Das alles fast ein Jahr nach Winnenden auf der CEBIT 2010 in Hannover. Fast das gesamte Bundeskabinett, an der Spitze unsere Bundeskanzlerin (die vor einem Jahr unter den Gästen der bewegenden Trauerfeier in Winnenden saß) , der niedersächsische Ministerpräsident, der hannoversche Oberbürgermeister, Landes- und Bundespolitiker, die Spitzen der Computer-Industrie und andere Prominente mit insgesamt 334.000 Besucherinnen und Besucher haben die CEBIT besucht und sicher auch viele die Halle 23. Vielleicht wurde dort nur am besagten Mittwochnachmittag einmal „Counter Strike“ gespielt. Nach meiner Auffassung war es einmal zu viel. Solche Gewaltspiele gehören nicht auf die CEBIT, nach meiner Meinung nicht produziert, nicht verkauft und soweit vorhanden, geschreddert und entsorgt. Die CEBIT hat doch auch gezeigt, dass junge Menschen mit anderen Dingen begeistert werden können. Die Gewaltspiele in Halle 23 hätten nicht geschehen dürfen und die CEBIT der Zukunft im Visier (Titel der HAZ) heißt auch: „Aus Winnenden lernen – die Zukunft gestalten“. Noch etwas: Ebenfalls heute am 08.03.2010 suchte ich auch die Spiele-Abteilung von Saturn in Altwarmbüchen auf. Dort im Regal steht sie auch, die neueste Ausgabe von „Counter Strike“, obwohl doch ganze Verkaufsketten nach Winnenden erklärten, solche Killerspiele aus den Regalen zu entfernen.

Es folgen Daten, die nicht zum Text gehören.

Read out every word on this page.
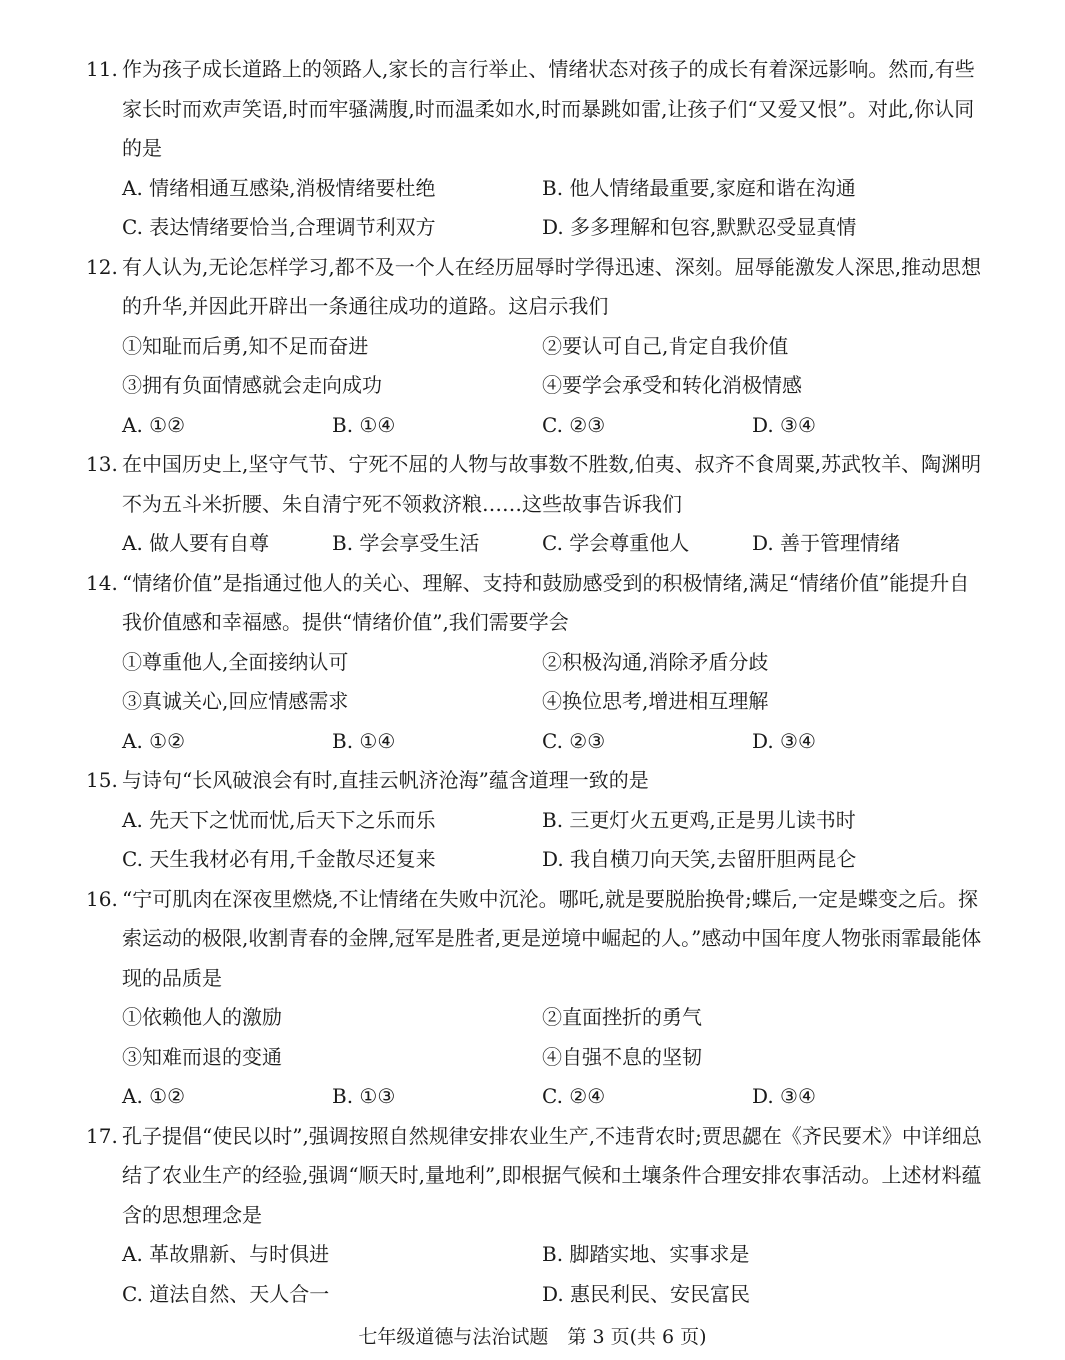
11. 作为孩子成长道路上的领路人,家长的言行举止、情绪状态对孩子的成长有着深远影响。然而,有些家长时而欢声笑语,时而牢骚满腹,时而温柔如水,时而暴跳如雷,让孩子们“又爱又恨”。对此,你认同的是
A. 情绪相通互感染,消极情绪要杜绝	B. 他人情绪最重要,家庭和谐在沟通
C. 表达情绪要恰当,合理调节利双方	D. 多多理解和包容,默默忍受显真情
12. 有人认为,无论怎样学习,都不及一个人在经历屈辱时学得迅速、深刻。屈辱能激发人深思,推动思想的升华,并因此开辟出一条通往成功的道路。这启示我们
①知耻而后勇,知不足而奋进	②要认可自己,肯定自我价值
③拥有负面情感就会走向成功	④要学会承受和转化消极情感
A. ①②	B. ①④	C. ②③	D. ③④
13. 在中国历史上,坚守气节、宁死不屈的人物与故事数不胜数,伯夷、叔齐不食周粟,苏武牧羊、陶渊明不为五斗米折腰、朱自清宁死不领救济粮……这些故事告诉我们
A. 做人要有自尊	B. 学会享受生活	C. 学会尊重他人	D. 善于管理情绪
14. “情绪价值”是指通过他人的关心、理解、支持和鼓励感受到的积极情绪,满足“情绪价值”能提升自我价值感和幸福感。提供“情绪价值”,我们需要学会
①尊重他人,全面接纳认可	②积极沟通,消除矛盾分歧
③真诚关心,回应情感需求	④换位思考,增进相互理解
A. ①②	B. ①④	C. ②③	D. ③④
15. 与诗句“长风破浪会有时,直挂云帆济沧海”蕴含道理一致的是
A. 先天下之忧而忧,后天下之乐而乐	B. 三更灯火五更鸡,正是男儿读书时
C. 天生我材必有用,千金散尽还复来	D. 我自横刀向天笑,去留肝胆两昆仑
16. “宁可肌肉在深夜里燃烧,不让情绪在失败中沉沦。哪吒,就是要脱胎换骨;蝶后,一定是蝶变之后。探索运动的极限,收割青春的金牌,冠军是胜者,更是逆境中崛起的人。”感动中国年度人物张雨霏最能体现的品质是
①依赖他人的激励	②直面挫折的勇气
③知难而退的变通	④自强不息的坚韧
A. ①②	B. ①③	C. ②④	D. ③④
17. 孔子提倡“使民以时”,强调按照自然规律安排农业生产,不违背农时;贾思勰在《齐民要术》中详细总结了农业生产的经验,强调“顺天时,量地利”,即根据气候和土壤条件合理安排农事活动。上述材料蕴含的思想理念是
A. 革故鼎新、与时俱进	B. 脚踏实地、实事求是
C. 道法自然、天人合一	D. 惠民利民、安民富民
七年级道德与法治试题　第 3 页(共 6 页)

Es wäre schön, wenn HAZ- und NP-Redaktion meinen Kommentar zum Anlass nehmen und auf Messe-Leitung und weitere für die CEBIT-Verantwortliche einwirken, dass sich so etwas nicht wiederholt, und auf die Firmen einzuwirken, ihre Versprechen nach Winnenden einzuhalten: Kein Verkauf von Killerspielen. Gewalt und Killerspiele sind shit. Und Shit gehört nicht gekauft, nicht in die Verkaufsregale, nicht auf den Geschenketisch, nicht auf die CEBIT, nirgendwohin, ohne wenn und aber.